Inconsistent Performance and Loss when Resuming Training
Closed this issue ยท 4 comments
Thank you for your excellent work. ๐
We have observed that whenever we resume training with a different number of epochs after training completion, the loaded historical model exhibits significantly lower accuracy compared to the corresponding epoch during the original training. For instance, when loading a model trained for 100 epochs, its performance is only comparable to that of a model trained for 30 epochs.

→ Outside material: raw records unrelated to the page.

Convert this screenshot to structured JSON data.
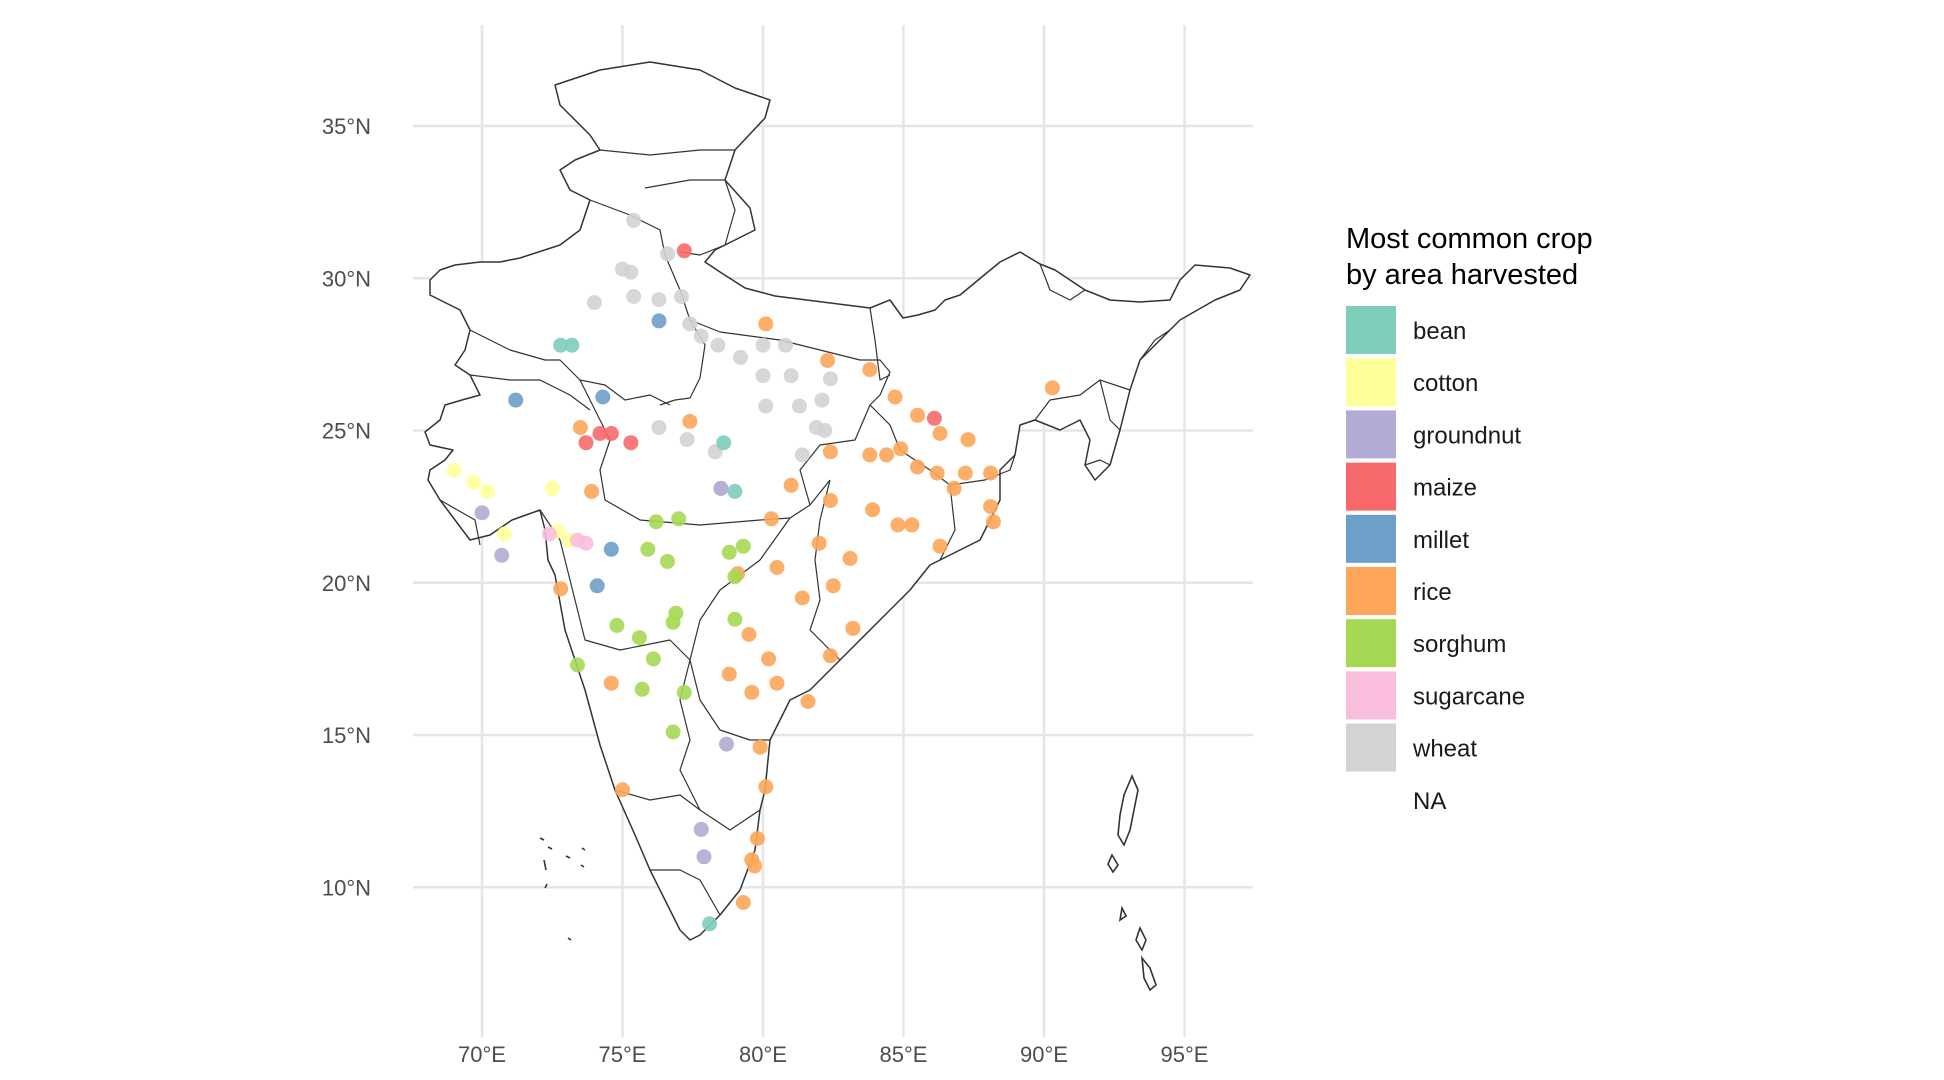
{
  "chart_data": {
    "type": "scatter",
    "xlim": [
      67.5,
      97.5
    ],
    "ylim": [
      6.0,
      37.0
    ],
    "grid": true,
    "legend_position": "right",
    "x_ticks": [
      {
        "value": 70,
        "label": "70°E"
      },
      {
        "value": 75,
        "label": "75°E"
      },
      {
        "value": 80,
        "label": "80°E"
      },
      {
        "value": 85,
        "label": "85°E"
      },
      {
        "value": 90,
        "label": "90°E"
      },
      {
        "value": 95,
        "label": "95°E"
      }
    ],
    "y_ticks": [
      {
        "value": 10,
        "label": "10°N"
      },
      {
        "value": 15,
        "label": "15°N"
      },
      {
        "value": 20,
        "label": "20°N"
      },
      {
        "value": 25,
        "label": "25°N"
      },
      {
        "value": 30,
        "label": "30°N"
      },
      {
        "value": 35,
        "label": "35°N"
      }
    ],
    "legend": {
      "title_lines": [
        "Most common crop",
        "by area harvested"
      ],
      "items": [
        {
          "label": "bean",
          "color": "#7FCDBB"
        },
        {
          "label": "cotton",
          "color": "#FFFF99"
        },
        {
          "label": "groundnut",
          "color": "#B3ABD3"
        },
        {
          "label": "maize",
          "color": "#F8696B"
        },
        {
          "label": "millet",
          "color": "#6E9FC9"
        },
        {
          "label": "rice",
          "color": "#FDA65A"
        },
        {
          "label": "sorghum",
          "color": "#A6D854"
        },
        {
          "label": "sugarcane",
          "color": "#F9BEDD"
        },
        {
          "label": "wheat",
          "color": "#D3D3D3"
        },
        {
          "label": "NA",
          "color": null
        }
      ]
    },
    "series": [
      {
        "name": "wheat",
        "points": [
          [
            75.4,
            31.9
          ],
          [
            76.6,
            30.8
          ],
          [
            75.0,
            30.3
          ],
          [
            75.3,
            30.2
          ],
          [
            74.0,
            29.2
          ],
          [
            75.4,
            29.4
          ],
          [
            76.3,
            29.3
          ],
          [
            77.1,
            29.4
          ],
          [
            77.4,
            28.5
          ],
          [
            77.8,
            28.1
          ],
          [
            78.4,
            27.8
          ],
          [
            79.2,
            27.4
          ],
          [
            80.0,
            27.8
          ],
          [
            80.8,
            27.8
          ],
          [
            81.0,
            26.8
          ],
          [
            80.0,
            26.8
          ],
          [
            82.4,
            26.7
          ],
          [
            82.1,
            26.0
          ],
          [
            81.3,
            25.8
          ],
          [
            81.9,
            25.1
          ],
          [
            82.2,
            25.0
          ],
          [
            76.3,
            25.1
          ],
          [
            77.3,
            24.7
          ],
          [
            78.3,
            24.3
          ],
          [
            78.5,
            23.1
          ],
          [
            80.1,
            25.8
          ],
          [
            81.4,
            24.2
          ]
        ]
      },
      {
        "name": "rice",
        "points": [
          [
            80.1,
            28.5
          ],
          [
            82.3,
            27.3
          ],
          [
            83.8,
            27.0
          ],
          [
            84.7,
            26.1
          ],
          [
            85.5,
            25.5
          ],
          [
            86.3,
            24.9
          ],
          [
            87.3,
            24.7
          ],
          [
            84.4,
            24.2
          ],
          [
            83.8,
            24.2
          ],
          [
            82.4,
            24.3
          ],
          [
            84.9,
            24.4
          ],
          [
            85.5,
            23.8
          ],
          [
            86.2,
            23.6
          ],
          [
            87.2,
            23.6
          ],
          [
            88.1,
            23.6
          ],
          [
            86.8,
            23.1
          ],
          [
            88.1,
            22.5
          ],
          [
            88.2,
            22.0
          ],
          [
            85.3,
            21.9
          ],
          [
            86.3,
            21.2
          ],
          [
            84.8,
            21.9
          ],
          [
            83.9,
            22.4
          ],
          [
            82.4,
            22.7
          ],
          [
            81.0,
            23.2
          ],
          [
            80.3,
            22.1
          ],
          [
            82.0,
            21.3
          ],
          [
            83.1,
            20.8
          ],
          [
            82.5,
            19.9
          ],
          [
            83.2,
            18.5
          ],
          [
            81.4,
            19.5
          ],
          [
            80.5,
            20.5
          ],
          [
            79.1,
            20.3
          ],
          [
            79.5,
            18.3
          ],
          [
            80.2,
            17.5
          ],
          [
            80.5,
            16.7
          ],
          [
            79.6,
            16.4
          ],
          [
            78.8,
            17.0
          ],
          [
            79.9,
            14.6
          ],
          [
            80.1,
            13.3
          ],
          [
            79.8,
            11.6
          ],
          [
            79.6,
            10.9
          ],
          [
            79.7,
            10.7
          ],
          [
            79.3,
            9.5
          ],
          [
            75.0,
            13.2
          ],
          [
            74.6,
            16.7
          ],
          [
            73.5,
            25.1
          ],
          [
            77.4,
            25.3
          ],
          [
            90.3,
            26.4
          ],
          [
            73.9,
            23.0
          ],
          [
            72.8,
            19.8
          ],
          [
            82.4,
            17.6
          ],
          [
            81.6,
            16.1
          ]
        ]
      },
      {
        "name": "sorghum",
        "points": [
          [
            77.0,
            22.1
          ],
          [
            76.2,
            22.0
          ],
          [
            75.9,
            21.1
          ],
          [
            76.6,
            20.7
          ],
          [
            76.9,
            19.0
          ],
          [
            76.8,
            18.7
          ],
          [
            75.6,
            18.2
          ],
          [
            74.8,
            18.6
          ],
          [
            75.7,
            16.5
          ],
          [
            76.1,
            17.5
          ],
          [
            77.2,
            16.4
          ],
          [
            76.8,
            15.1
          ],
          [
            79.3,
            21.2
          ],
          [
            78.8,
            21.0
          ],
          [
            79.0,
            20.2
          ],
          [
            79.0,
            18.8
          ],
          [
            73.4,
            17.3
          ]
        ]
      },
      {
        "name": "bean",
        "points": [
          [
            72.8,
            27.8
          ],
          [
            73.2,
            27.8
          ],
          [
            78.6,
            24.6
          ],
          [
            79.0,
            23.0
          ],
          [
            78.1,
            8.8
          ]
        ]
      },
      {
        "name": "cotton",
        "points": [
          [
            69.0,
            23.7
          ],
          [
            69.7,
            23.3
          ],
          [
            70.2,
            23.0
          ],
          [
            70.8,
            21.6
          ],
          [
            72.5,
            23.1
          ],
          [
            72.7,
            21.7
          ],
          [
            73.1,
            21.4
          ]
        ]
      },
      {
        "name": "groundnut",
        "points": [
          [
            70.0,
            22.3
          ],
          [
            70.7,
            20.9
          ],
          [
            78.7,
            14.7
          ],
          [
            77.8,
            11.9
          ],
          [
            77.9,
            11.0
          ],
          [
            78.5,
            23.1
          ]
        ]
      },
      {
        "name": "maize",
        "points": [
          [
            73.7,
            24.6
          ],
          [
            74.2,
            24.9
          ],
          [
            74.6,
            24.9
          ],
          [
            75.3,
            24.6
          ],
          [
            77.2,
            30.9
          ],
          [
            86.1,
            25.4
          ]
        ]
      },
      {
        "name": "millet",
        "points": [
          [
            71.2,
            26.0
          ],
          [
            74.3,
            26.1
          ],
          [
            76.3,
            28.6
          ],
          [
            74.1,
            19.9
          ],
          [
            74.6,
            21.1
          ]
        ]
      },
      {
        "name": "sugarcane",
        "points": [
          [
            73.4,
            21.4
          ],
          [
            73.7,
            21.3
          ],
          [
            72.4,
            21.6
          ]
        ]
      }
    ]
  }
}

This inconsistency in performance after resuming training poses a challenge for us to continue training from a checkpoint and obtain the desired results.
config.yaml
aug_prob: 0.2
augmentations:
args:
aug_prob: <aug_prob>
noise_file: <noise>
reverb_file: <reverb>
obj: speakerlab.process.processor.SpkVeriAug
batch_size: 256
checkpointer:
args:
checkpoints_dir: <exp_dir>/models
recoverables:
classifier: <classifier>
embedding_model: <embedding_model>
epoch_counter: <epoch_counter>
obj: speakerlab.utils.checkpoint.Checkpointer
classifier:
args:
input_dim: <embedding_size>
out_neurons: <num_classes>
obj: speakerlab.models.campplus.classifier.CosineClassifier
data: data/vox2_dev/train.csv
dataloader:
args:
batch_size: <batch_size>
dataset: <dataset>
drop_last: true
num_workers: <num_workers>
pin_memory: true
obj: torch.utils.data.DataLoader
dataset:
args:
data_file: <data>
preprocessor: <preprocessor>
obj: speakerlab.dataset.dataset.WavSVDataset
embedding_model:
args:
embed_dim: <embedding_size>
feat_dim: <fbank_dim>
num_blocks:
- 3
- 3
- 9
- 3
pooling_func: GSP
obj: speakerlab.models.dfresnet.resnet.DFResNet
embedding_size: 512
epoch_counter:
args:
limit: <num_epoch>
obj: speakerlab.utils.epoch.EpochCounter
exp_dir: exp/dfresnet56
fbank_dim: 80
feature_extractor:
args:
mean_nor: true
n_mels: <fbank_dim>
sample_rate: <sample_rate>
obj: speakerlab.process.processor.FBank
label_encoder:
args:
data_file: <data>
obj: speakerlab.process.processor.SpkLabelEncoder
log_batch_freq: 100
loss:
args:
easy_margin: false
margin: 0.2
scale: 32.0
obj: speakerlab.loss.margin_loss.ArcMarginLoss
lr: 0.1
lr_scheduler:
args:
fix_epoch: <num_epoch>
max_lr: <lr>
min_lr: <min_lr>
optimizer: <optimizer>
step_per_epoch: null
warmup_epoch: 5
obj: speakerlab.process.scheduler.WarmupCosineScheduler
margin_scheduler:
args:
criterion: <loss>
final_margin: 0.2
fix_epoch: 25
increase_start_epoch: 15
initial_margin: 0.0
step_per_epoch: null
obj: speakerlab.process.scheduler.MarginScheduler
min_lr: 0.0001
noise: data/musan/wav.scp
num_classes: 5994
num_epoch: 200
num_workers: 16
optimizer:
args:
lr: <lr>
momentum: 0.9
nesterov: true
params: null
weight_decay: 0.0001
obj: torch.optim.SGD
preprocessor:
augmentations: <augmentations>
feature_extractor: <feature_extractor>
label_encoder: <label_encoder>
wav_reader: <wav_reader>
reverb: data/rirs/wav.scp
sample_rate: 16000
save_epoch_freq: 2
speed_pertub: true
wav_len: 3.0
wav_reader:
args:
duration: <wav_len>
sample_rate: <sample_rate>
speed_pertub: <speed_pertub>
obj: speakerlab.process.processor.WavReader
@nuaazs The 'lr_scheduler' is a warmup cosine scheduler. If you only set the 'num_epoch' to 200 and then resume training, the learning rate will increase at epoch 100. To avoid this, I recommend adjusting the 'lr_scheduler' configuration to maintain a lower lr value. Alternatively, you may simply need to wait and train for more epochs to achieve optimal performance.
Thank you for your response. @wanghuii1
It seems that the poor results are indeed caused by the learning rate being set too high.
Everything works fine after I re-modified the learning rate.